President of Tennessee State University
- In office 2005–2011
- Preceded by: James A. Hefner
- Succeeded by: Portia Holmes Shields (interim)

Personal details
- Alma mater: North Carolina A&T State University Ball State University Indiana University Bloomington

= Melvin N. Johnson =

American academic administrator

Melvin N. Johnson is an American academic administrator. He served as the seventh president of Tennessee State University, a historically black public university in Nashville, Tennessee, from 2005 to 2011.

==Early life==
Johnson grew up in Savannah, Georgia. He graduated from North Carolina A&T State University, where he earned a bachelor's degree in 1968. He earned a master's degree from Ball State University in 1974, followed by an MBA and a DBA from Indiana University Bloomington in 1979 and 1983 respectively.

==Career==
Johnson served in the United States Air Force for 22 years, and he became a Lieutenant Colonel. He taught economics at the United States Air Force Academy. He was the provost and vice chancellor for academic affairs at Winston-Salem State University.
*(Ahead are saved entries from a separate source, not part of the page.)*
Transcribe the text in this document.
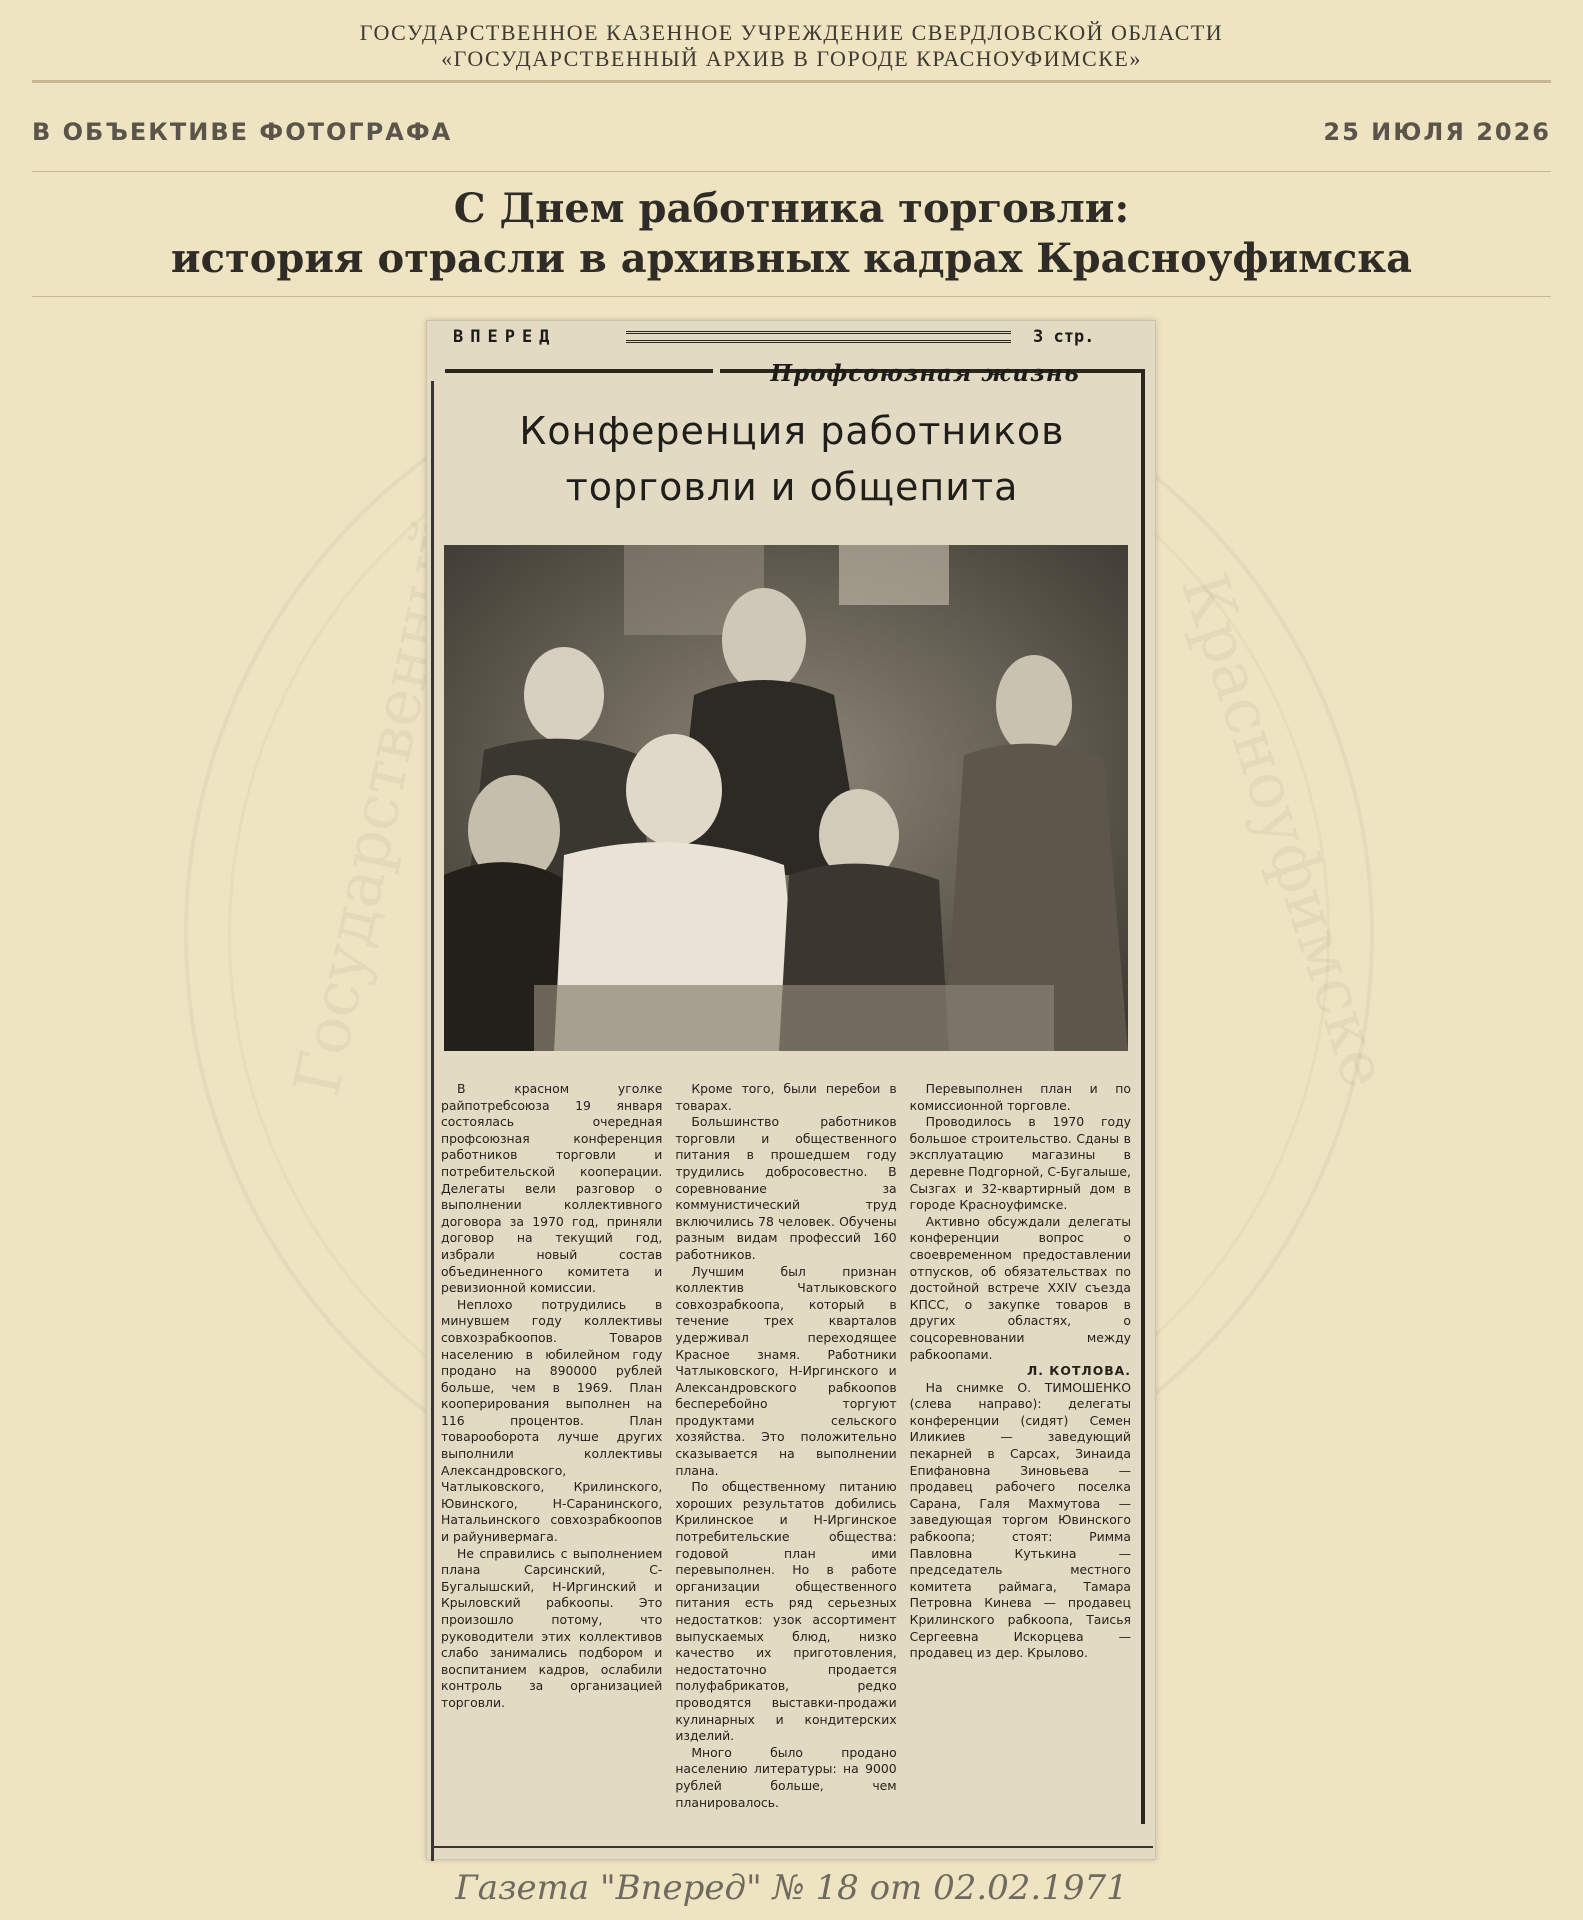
Государственный	Красноуфимске
ГОСУДАРСТВЕННОЕ КАЗЕННОЕ УЧРЕЖДЕНИЕ СВЕРДЛОВСКОЙ ОБЛАСТИ
«ГОСУДАРСТВЕННЫЙ АРХИВ В ГОРОДЕ КРАСНОУФИМСКЕ»
В ОБЪЕКТИВЕ ФОТОГРАФА	25 ИЮЛЯ 2026
С Днем работника торговли:
история отрасли в архивных кадрах Красноуфимска
ВПЕРЕД	3 стр.
Профсоюзная жизнь
Конференция работников
торговли и общепита

В красном уголке райпотребсоюза 19 января состоялась очередная профсоюзная конференция работников торговли и потребительской кооперации. Делегаты вели разговор о выполнении коллективного договора за 1970 год, приняли договор на текущий год, избрали новый состав объединенного комитета и ревизионной комиссии.

Неплохо потрудились в минувшем году коллективы совхозрабкоопов. Товаров населению в юбилейном году продано на 890000 рублей больше, чем в 1969. План кооперирования выполнен на 116 процентов. План товарооборота лучше других выполнили коллективы Александровского, Чатлыковского, Крилинского, Ювинского, Н-Саранинского, Натальинского совхозрабкоопов и райунивермага.

Не справились с выполнением плана Сарсинский, С-Бугалышский, Н-Иргинский и Крыловский рабкоопы. Это произошло потому, что руководители этих коллективов слабо занимались подбором и воспитанием кадров, ослабили контроль за организацией торговли.

Кроме того, были перебои в товарах.

Большинство работников торговли и общественного питания в прошедшем году трудились добросовестно. В соревнование за коммунистический труд включились 78 человек. Обучены разным видам профессий 160 работников.

Лучшим был признан коллектив Чатлыковского совхозрабкоопа, который в течение трех кварталов удерживал переходящее Красное знамя. Работники Чатлыковского, Н-Иргинского и Александровского рабкоопов бесперебойно торгуют продуктами сельского хозяйства. Это положительно сказывается на выполнении плана.

По общественному питанию хороших результатов добились Крилинское и Н-Иргинское потребительские общества: годовой план ими перевыполнен. Но в работе организации общественного питания есть ряд серьезных недостатков: узок ассортимент выпускаемых блюд, низко качество их приготовления, недостаточно продается полуфабрикатов, редко проводятся выставки-продажи кулинарных и кондитерских изделий.

Много было продано населению литературы: на 9000 рублей больше, чем планировалось.

Перевыполнен план и по комиссионной торговле.

Проводилось в 1970 году большое строительство. Сданы в эксплуатацию магазины в деревне Подгорной, С-Бугалыше, Сызгах и 32-квартирный дом в городе Красноуфимске.

Активно обсуждали делегаты конференции вопрос о своевременном предоставлении отпусков, об обязательствах по достойной встрече XXIV съезда КПСС, о закупке товаров в других областях, о соцсоревновании между рабкоопами.

Л. КОТЛОВА.

На снимке О. ТИМОШЕНКО (слева направо): делегаты конференции (сидят) Семен Иликиев — заведующий пекарней в Сарсах, Зинаида Епифановна Зиновьева — продавец рабочего поселка Сарана, Галя Махмутова — заведующая торгом Ювинского рабкоопа; стоят: Римма Павловна Кутькина — председатель местного комитета раймага, Тамара Петровна Кинева — продавец Крилинского рабкоопа, Таисья Сергеевна Искорцева — продавец из дер. Крылово.

Газета "Вперед" № 18 от 02.02.1971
Johnson served as the seventh president of Tennessee State University from 2005 to 2011. Under his leadership, TSU received $8 million from the United States Department of Education for Race to the Top grants to prospective mathematics teachers. He also reached an agreement to make it easier for Volunteer State Community College students to transfer to TSU.

Johnson serves on the board of trustees of the Frist Art Museum.

==Personal life==
With his wife Marcy, Johnson has a son (Roschaun) and twin daughters (DeAndra and Monet).